The Citadel Group Limited (ASX: CGL) with technology services, vocational education and training, is an information technology company. It operates for the development and delivery of technology solutions to Fed and State government departments along with the private sector. The company’s segments include technology, education, and corporate assets. In the technology and education sectors throughout Australia, its principal activities contain professional and managed services. It is also engaged in vocational education, supporting technology applications and training. The company is based in Faulding Street, Sydney, Australia and was incorporated in 2007. The stock was trading at a market price of $7.340 and has seen a daily price change of $0.540 or a percentage change of 7.9% as at market open on August 20, 2018 with the release of FY18 result. The stock has undergone a performance change of 28% over the past 12 months. The company recently declared 7,104 fully paid ordinary shares currently held under voluntary escrow which were being released on August 13, 2018. FY18 revenue is up by 9.8 percent to $108.5 million and the NPAT is up to $19.4 million (up by 26%). The company’s contract wins with extensions now touch $74 million.
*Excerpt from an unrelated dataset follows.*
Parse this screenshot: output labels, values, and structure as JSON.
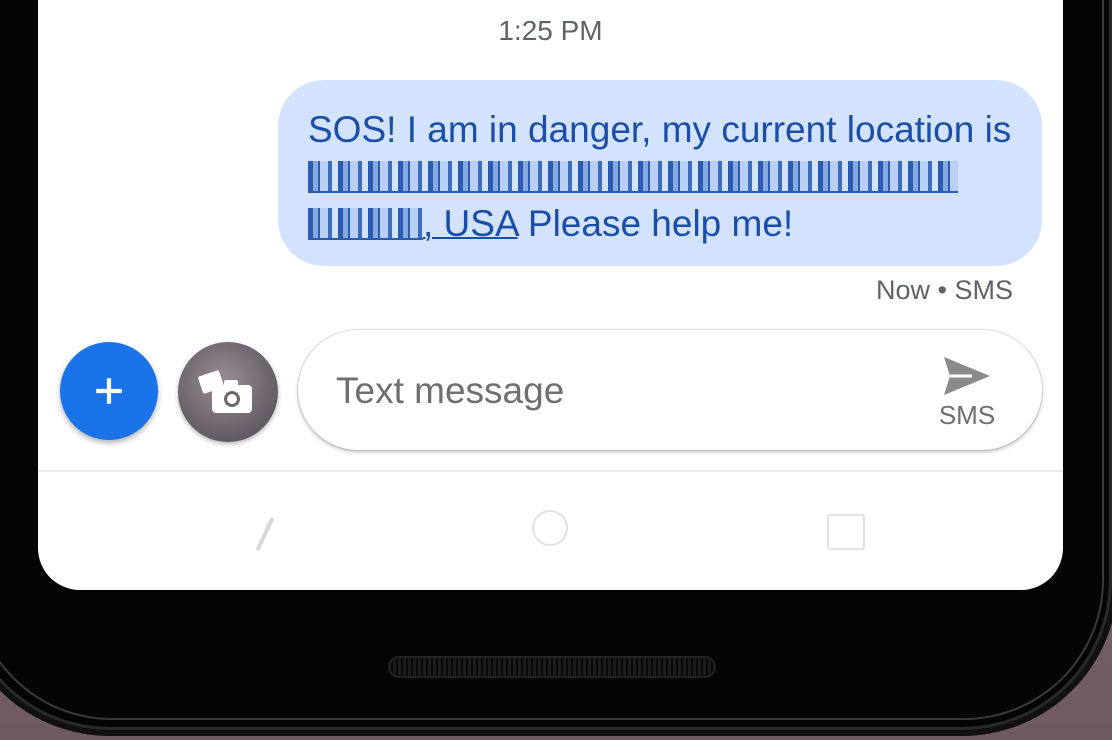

Costa Group Holdings Limited (ASX: CGC) is a consumer staples company and its stock was trading at a market price of $8.52 and has seen a daily price change of $0.030 or a percentage change of 0.353% as at market open on August 20, 2018. The stock has undergone a performance change of 74% over the past 12 months. Costa’s half-year revenue was up 9.8% for the period ended December 31, 2017 and amounted to $489.3 Mn against $445.5 Mn of the prior corresponding period. Statutory profit was up by $51.2 million as compared to 1HFY17 that was majorly driven by the fair value gain of $40.1 million recognized on the deemed disposal of the existing 49% of interest in African Blue. ROE increased from 4.4% to 16.3% while debt to equity ratio increased from 0.30x to 0.53x on pcp basis. Based on the first half year performance, the group has upgraded its guidance for full-year NPATS, with growth at approximately 25%. The full year results for the company will be announced on Friday, August 24, 2018 for the year ended July 1, 2018.

Bapcor Limited (ASX: BAP), incorporated in 2011, is the distributor based in Gower Street, Preston, Australia and is under consumer discretionary sector. It was formerly known as Burson Group Limited. It is a provider of accessories, automotive aftermarket parts, automotive equipment and services and motor vehicle servicing. The company’s main segments are retail, trade and specialist wholesale. Precision Automotive Equipment business units and Burson Auto Parts are company’s trade segments.

The stock was trading at a market price of $7.225, as at market open on August 20, 2018, which is near its 52-week high and has seen a daily price change of $0.105 or a percentage change of 1.475%. The stock has undergone a performance change of 28% over the past 12 months. The speculations are that $2 billion Bapcor was likely a candidate to acquire the Kmart Tyre and Auto business but has dropped out lately. As evidenced by its acquisitions that have been made since its ASX listing in 2014, Bapcor has a very disciplined acquisition process. The full year results for the company will be announced on August 22, 2018, for the year ended June 2018.